Managing Asthma in Children

Unfortunately Australia has one of the world’s highest incidences of childhood asthma. No one knows the exact reason for this. Many theories have been put forward but none have been proven to be true. Almost all childhood asthma is caused by viral upper respiratory tract infections. That is why asthma is so much more common in the cooler winter months. Young children, in particular get a viral respiratory tract infection and then pass it on to other youngsters.

There is also a strong genetic component. Asthma is often seen in children with eczema and hay fever. The so called allergy “atopic” triangle .

Asthma is caused by a narrowing of the small airways in a child’s chest. This leads to smooth muscle tightening and excess mucous production which in turn leads to the signs and symptoms of asthma. The most frequent sign of asthma is wheezing. This is a high pitched sound which the child makes when they are breathing out. It is often accompanied by shortness of breath, rapid breathing and sucking in of the chest around the ribs and airway.

In severe cases the child becomes drowsy and unconscious. This is as a result of the brain not getting enough oxygen from the airways and lungs. Obviously we would prefer to see kids and treat them long before drowsiness occurs.

There are two main stays of treatment, prevention of the asthma attacks and treatment of the acute presentation. When children are really unwell they will need to see their GP urgently or go to their nearest hospital’s emergency department. In the acute attack we treat asthma with short bursts of Ventolin via a spacer or via a nebuliser in a life threatening emergency. We also prescribe 3 days of oral prednisone “ Redipred” to try and reduce the inflammation of the airways.

The most frequent preventer used is an inhaled steroid such as Flixotide or Seretide.

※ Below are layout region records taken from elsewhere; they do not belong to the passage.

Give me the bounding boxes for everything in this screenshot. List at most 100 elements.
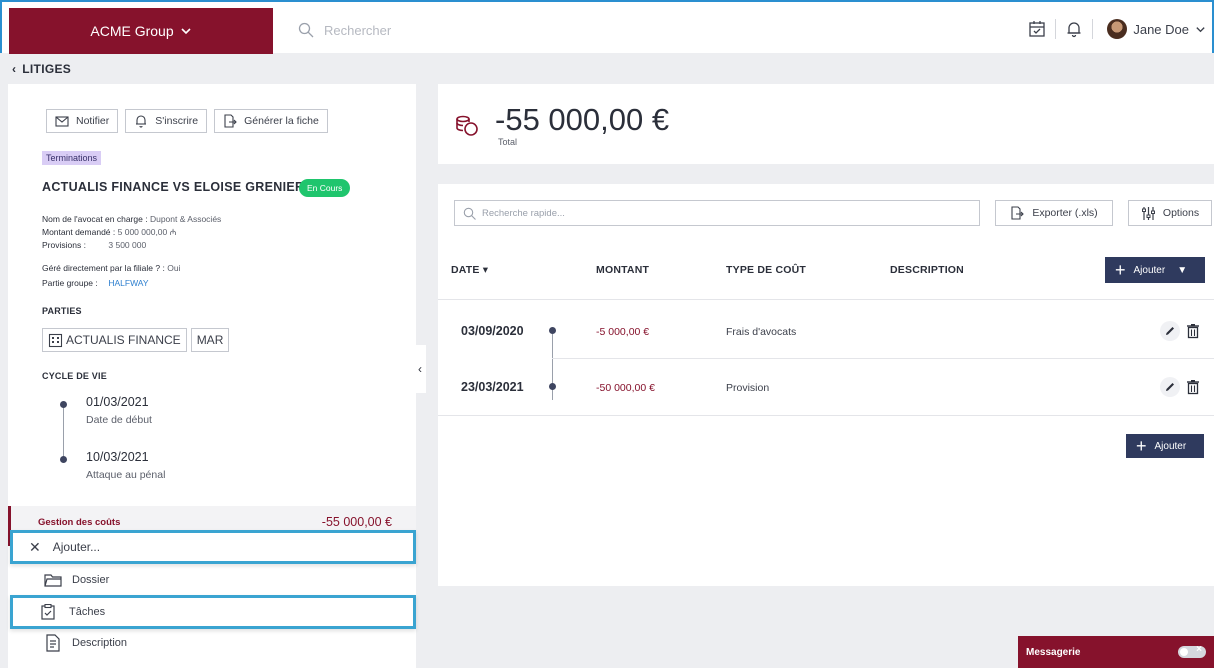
building-icon xyxy=(48,333,63,347)
field-lawyer: Nom de l'avocat en charge : Dupont & Ass… xyxy=(42,214,221,224)
field-value: Dupont & Associés xyxy=(149,214,222,224)
options-button[interactable]: Options xyxy=(1128,200,1212,226)
menu-dossier[interactable]: Dossier xyxy=(44,571,109,589)
row-divider xyxy=(438,415,1214,416)
field-label: Partie groupe : xyxy=(42,278,98,288)
quick-search-input[interactable]: Recherche rapide... xyxy=(454,200,980,226)
group-party-link[interactable]: HALFWAY xyxy=(108,278,148,288)
generate-label: Générer la fiche xyxy=(244,115,319,127)
row-amount: -50 000,00 € xyxy=(596,382,655,394)
chevron-left-icon: ‹ xyxy=(418,362,422,376)
close-icon[interactable]: ✕ xyxy=(29,539,41,556)
lifecycle-date: 01/03/2021 xyxy=(86,395,149,409)
menu-label: Description xyxy=(72,637,128,649)
edit-button[interactable] xyxy=(1160,377,1180,397)
add-label: Ajouter xyxy=(1154,440,1187,452)
bell-icon xyxy=(136,115,147,128)
field-group-party: Partie groupe : HALFWAY xyxy=(42,278,149,288)
dropdown-arrow-icon[interactable]: ▼ xyxy=(1177,265,1187,276)
column-header-amount[interactable]: MONTANT xyxy=(596,264,649,276)
avatar xyxy=(1107,19,1128,39)
case-category-tag: Terminations xyxy=(42,151,102,165)
column-header-date[interactable]: DATE ▾ xyxy=(451,264,488,276)
export-xls-button[interactable]: Exporter (.xls) xyxy=(995,200,1113,226)
row-amount: -5 000,00 € xyxy=(596,326,650,338)
party-chip[interactable]: MAR xyxy=(190,328,230,352)
user-menu[interactable]: Jane Doe xyxy=(1093,19,1206,39)
timeline-dot xyxy=(60,456,67,463)
chevron-left-icon: ‹ xyxy=(12,62,17,76)
column-header-description[interactable]: DESCRIPTION xyxy=(890,264,964,276)
row-type: Frais d'avocats xyxy=(726,326,797,338)
breadcrumb-label: LITIGES xyxy=(22,62,72,76)
case-detail-panel: Notifier S'inscrire Générer la fiche Ter… xyxy=(8,84,416,668)
search-placeholder: Rechercher xyxy=(324,22,392,38)
global-search[interactable]: Rechercher xyxy=(298,22,391,38)
column-header-type[interactable]: TYPE DE COÛT xyxy=(726,264,806,276)
field-label: Nom de l'avocat en charge : xyxy=(42,214,148,224)
edit-button[interactable] xyxy=(1160,321,1180,341)
timeline-line xyxy=(63,404,64,459)
search-icon xyxy=(463,207,476,220)
parties-heading: PARTIES xyxy=(42,306,82,316)
row-type: Provision xyxy=(726,382,770,394)
total-label: Total xyxy=(498,137,518,147)
chevron-down-icon xyxy=(1196,26,1205,32)
notify-button[interactable]: Notifier xyxy=(46,109,119,133)
add-cost-button[interactable]: + Ajouter ▼ xyxy=(1105,257,1205,283)
export-document-icon xyxy=(1011,206,1025,220)
case-actions: Notifier S'inscrire Générer la fiche xyxy=(46,109,328,133)
notifications-button[interactable] xyxy=(1056,20,1092,38)
field-provisions: Provisions : 3 500 000 xyxy=(42,240,146,250)
lifecycle-date: 10/03/2021 xyxy=(86,450,149,464)
lifecycle-label: Date de début xyxy=(86,414,152,426)
search-icon xyxy=(298,22,314,38)
status-badge: En Cours xyxy=(299,179,351,197)
messaging-widget[interactable]: Messagerie xyxy=(1018,636,1214,668)
menu-description[interactable]: Description xyxy=(44,634,127,652)
field-label: Provisions : xyxy=(42,240,86,250)
add-cost-bottom-button[interactable]: + Ajouter xyxy=(1126,434,1204,458)
header-label: DATE xyxy=(451,264,480,276)
export-document-icon xyxy=(224,114,237,128)
top-right-actions: Jane Doe xyxy=(1019,14,1206,44)
delete-button[interactable] xyxy=(1185,378,1201,396)
row-date: 23/03/2021 xyxy=(461,380,524,394)
total-amount: -55 000,00 € xyxy=(495,102,670,137)
add-label: Ajouter xyxy=(1133,264,1166,276)
org-selector[interactable]: ACME Group xyxy=(9,8,273,54)
timeline-dot xyxy=(549,327,556,334)
row-date: 03/09/2020 xyxy=(461,324,524,338)
field-value: 5 000 000,00 ₼ xyxy=(117,227,177,237)
trash-icon xyxy=(1187,324,1199,339)
messaging-toggle[interactable] xyxy=(1178,644,1206,658)
field-value: Oui xyxy=(167,263,181,273)
collapse-panel-button[interactable]: ‹ xyxy=(414,345,426,393)
user-name: Jane Doe xyxy=(1133,21,1189,37)
add-section-menu[interactable]: ✕ Ajouter... xyxy=(10,530,416,564)
plus-icon: + xyxy=(1136,436,1147,456)
bell-icon xyxy=(1067,22,1081,38)
options-label: Options xyxy=(1162,207,1200,219)
delete-button[interactable] xyxy=(1185,322,1201,340)
case-title: ACTUALIS FINANCE VS ELOISE GRENIER xyxy=(42,180,305,194)
field-label: Montant demandé : xyxy=(42,227,116,237)
subscribe-button[interactable]: S'inscrire xyxy=(125,109,208,133)
generate-sheet-button[interactable]: Générer la fiche xyxy=(214,109,328,133)
total-card: -55 000,00 € Total xyxy=(438,84,1214,164)
org-name: ACME Group xyxy=(90,23,174,39)
calendar-button[interactable] xyxy=(1019,20,1055,38)
timeline-dot xyxy=(549,383,556,390)
breadcrumb[interactable]: ‹ LITIGES xyxy=(12,62,71,76)
table-row[interactable]: 03/09/2020 -5 000,00 € Frais d'avocats xyxy=(438,302,1214,358)
menu-taches[interactable]: Tâches xyxy=(10,595,416,629)
table-header: DATE ▾ MONTANT TYPE DE COÛT DESCRIPTION … xyxy=(438,240,1214,300)
table-row[interactable]: 23/03/2021 -50 000,00 € Provision xyxy=(438,358,1214,414)
cost-label: Gestion des coûts xyxy=(38,517,121,528)
party-chip[interactable]: ACTUALIS FINANCE xyxy=(42,328,187,352)
sliders-icon xyxy=(1141,206,1155,220)
chevron-down-icon xyxy=(181,28,191,35)
subscribe-label: S'inscrire xyxy=(155,115,199,127)
field-label: Géré directement par la filiale ? : xyxy=(42,263,165,273)
field-subsidiary: Géré directement par la filiale ? : Oui xyxy=(42,263,180,273)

It should be given once or twice a day as per your doctor’s instructions. The idea is that the inhaled steroid stops a viral respiratory tract infection from triggering a full blown asthma attack. That is why it is called a preventer. We also prescribe Ventolin via a spacer to treat the milder symptoms. Generally children weighing less than 20 kg should be given 4-6 puffs via a spacer. If the symptoms have not improved or a child is deteriorating within the next 4 hours we recommend a further 4-6 puffs of Ventolin and parents to get a GP or emergency doctor to take a look. It is better to be safe rather than sorry. If in doubt, get medical help early. I have seen many occasions when mild asthma becomes life threatening in a few hours!